Khathutshelo Neluheni is agriculturist in Agronomy/Horticulture by education/profession. He is now working for the German company Rodeco Consulting GmbH. This consulting company has been subcontracted to implement the “Southern African Development Community” Integrated Water Resource Management (SADC IWRM) pilot projects in six countries namely; Botswana, Lesotho, Mozambique, Namibia, South Africa and Zimbabwe. The funding of this project is done by many parties, BMZ, DIFD & AusAid. GIZ is the implementing agency for the Transboundary Water Management Programme, within which the IWRM pilot project falls.

Khathu is the community coordinator for the pilot project in South Africa, more precisely in the hamlets of Mvala, Mutshuludi, Tshitambe, in the Tshikundamalema area (131 households in total). His role is mainly the one of a project coordinator . But he also does community and stakeholder mobilization, and advises about both water management and agriculture. This is a pilot project, started in May 2013, and due to finish in May 2015.

The IWRM project Khathu is working on has a threefold goal: 1) sustainable water resource management and requirements, 2) supplying water to the communities (both for drinking and for agriculture) and 3) drawing lessons. The project is complex since it involves many aspects: it has to take care of the social parts, fit in the community rule, consider the role of the women, and integrate the participation of different stakeholders.

The Tshikundamalema area is located in the Limpopo region. It’s in the north-east of South Africa, close to the Kruger National Park. The area is dry, with 450mm of water per year, and the rain only falls during three months from December to February. And the current climate change adds uncertainty to the rainy season, in terms of its epoch and the quantity of the rainfalls. Since the terrain is sloppy, the water does not accumulate, and just forms streams, then rivers, and end up lost to the sea. In addition, the sources of water are very localized.
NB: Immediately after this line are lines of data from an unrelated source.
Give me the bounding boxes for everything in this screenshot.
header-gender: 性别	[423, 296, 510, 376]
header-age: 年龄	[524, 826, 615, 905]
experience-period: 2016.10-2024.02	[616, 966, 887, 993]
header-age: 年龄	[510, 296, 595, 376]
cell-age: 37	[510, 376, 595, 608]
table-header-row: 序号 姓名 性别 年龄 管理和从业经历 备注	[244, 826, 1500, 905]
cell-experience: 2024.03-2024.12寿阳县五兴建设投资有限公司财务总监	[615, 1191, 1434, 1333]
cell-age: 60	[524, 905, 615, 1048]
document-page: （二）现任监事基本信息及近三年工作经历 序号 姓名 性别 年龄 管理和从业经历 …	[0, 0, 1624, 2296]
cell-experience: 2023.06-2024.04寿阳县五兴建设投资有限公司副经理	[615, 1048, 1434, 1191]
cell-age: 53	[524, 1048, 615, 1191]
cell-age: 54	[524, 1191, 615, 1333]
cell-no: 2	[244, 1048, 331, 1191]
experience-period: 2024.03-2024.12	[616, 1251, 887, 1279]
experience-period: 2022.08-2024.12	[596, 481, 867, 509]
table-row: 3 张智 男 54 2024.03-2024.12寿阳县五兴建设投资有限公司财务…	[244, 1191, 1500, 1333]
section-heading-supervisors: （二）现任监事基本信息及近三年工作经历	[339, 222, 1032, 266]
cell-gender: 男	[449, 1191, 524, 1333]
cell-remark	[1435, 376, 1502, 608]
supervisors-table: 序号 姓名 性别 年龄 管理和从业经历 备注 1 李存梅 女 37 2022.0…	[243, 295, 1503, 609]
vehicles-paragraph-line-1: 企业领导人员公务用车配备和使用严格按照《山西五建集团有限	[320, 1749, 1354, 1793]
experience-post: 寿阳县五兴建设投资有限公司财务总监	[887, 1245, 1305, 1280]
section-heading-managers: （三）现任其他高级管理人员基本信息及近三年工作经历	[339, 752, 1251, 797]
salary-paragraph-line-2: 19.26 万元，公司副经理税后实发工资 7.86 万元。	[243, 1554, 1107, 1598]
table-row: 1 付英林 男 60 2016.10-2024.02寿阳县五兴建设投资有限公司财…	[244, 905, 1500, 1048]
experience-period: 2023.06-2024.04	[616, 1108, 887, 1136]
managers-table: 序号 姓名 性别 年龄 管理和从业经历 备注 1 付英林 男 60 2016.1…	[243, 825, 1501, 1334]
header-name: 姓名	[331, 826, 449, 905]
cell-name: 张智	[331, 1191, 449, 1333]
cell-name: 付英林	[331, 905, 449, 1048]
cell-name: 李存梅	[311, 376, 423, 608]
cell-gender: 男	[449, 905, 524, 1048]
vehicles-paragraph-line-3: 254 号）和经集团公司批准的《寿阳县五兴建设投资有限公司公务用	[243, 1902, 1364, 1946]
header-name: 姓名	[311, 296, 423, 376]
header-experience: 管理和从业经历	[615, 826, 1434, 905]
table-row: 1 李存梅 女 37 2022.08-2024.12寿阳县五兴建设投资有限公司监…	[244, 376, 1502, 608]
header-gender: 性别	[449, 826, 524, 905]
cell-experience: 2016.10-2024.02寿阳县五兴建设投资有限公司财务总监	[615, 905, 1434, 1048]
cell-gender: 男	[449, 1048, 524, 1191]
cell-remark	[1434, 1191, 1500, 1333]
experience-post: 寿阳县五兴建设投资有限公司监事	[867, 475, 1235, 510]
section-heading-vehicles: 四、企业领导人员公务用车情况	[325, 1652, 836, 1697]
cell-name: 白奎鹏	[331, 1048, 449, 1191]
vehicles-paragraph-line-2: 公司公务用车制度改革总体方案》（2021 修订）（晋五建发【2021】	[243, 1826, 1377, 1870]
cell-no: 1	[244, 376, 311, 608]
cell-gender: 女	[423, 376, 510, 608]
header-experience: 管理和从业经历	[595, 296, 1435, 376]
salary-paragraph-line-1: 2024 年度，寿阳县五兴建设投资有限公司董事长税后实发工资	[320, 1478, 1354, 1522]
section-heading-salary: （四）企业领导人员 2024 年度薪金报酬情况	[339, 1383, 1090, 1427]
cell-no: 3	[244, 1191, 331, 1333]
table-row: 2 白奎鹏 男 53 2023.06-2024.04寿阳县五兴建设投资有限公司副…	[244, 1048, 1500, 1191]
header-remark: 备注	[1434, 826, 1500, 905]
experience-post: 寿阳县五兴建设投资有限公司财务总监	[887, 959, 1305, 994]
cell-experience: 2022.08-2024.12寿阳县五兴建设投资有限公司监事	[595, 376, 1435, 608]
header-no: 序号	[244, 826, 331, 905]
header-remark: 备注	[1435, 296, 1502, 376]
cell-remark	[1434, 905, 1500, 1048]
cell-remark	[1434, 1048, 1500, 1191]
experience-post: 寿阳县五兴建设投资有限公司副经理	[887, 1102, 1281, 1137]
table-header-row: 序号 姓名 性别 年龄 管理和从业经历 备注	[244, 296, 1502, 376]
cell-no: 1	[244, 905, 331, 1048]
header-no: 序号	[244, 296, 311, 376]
One of the propositions would be to find a way to store the water, to be able to use it all year long for farming, for example using an underground storage, which could be filled with the rain water. The water from underground storage needs to be filtered. Khathu is currently assessing the technology involved in such underground tanks in other places of South Africa. Another way is to harvest the rainwater, and store it in roof tanks. This solution has been backed by government funds. The project must also comply with environmental law, therefore the need of an Environmental Impact Assessment.

As community coordinator, Khathu also faciliates trainings on agriculture, showing the locals how to improve it, and on preventing the pollution. In Tshikundamalema area, many people are unemployed, and only have their farm as mean of subsistence, so their only way to earn money is to produce some extra and sell it. The crops are of subsistence, mainly maize, with some vegetables like beans or tomatoes. They also own some goats or cows. Currently, only very few of them (2 or 3 of the 131 households) are able to sell part of their products to other communities. This initiative is backed by the governmental Water and Sanitation department.

After the phase of study, is the project will focus on procurement for consultants to implement the propositions. He meets monthly with the comity of the various stakeholders. Should the project be successful, it will for sure be reproduced elsewhere in South Africa.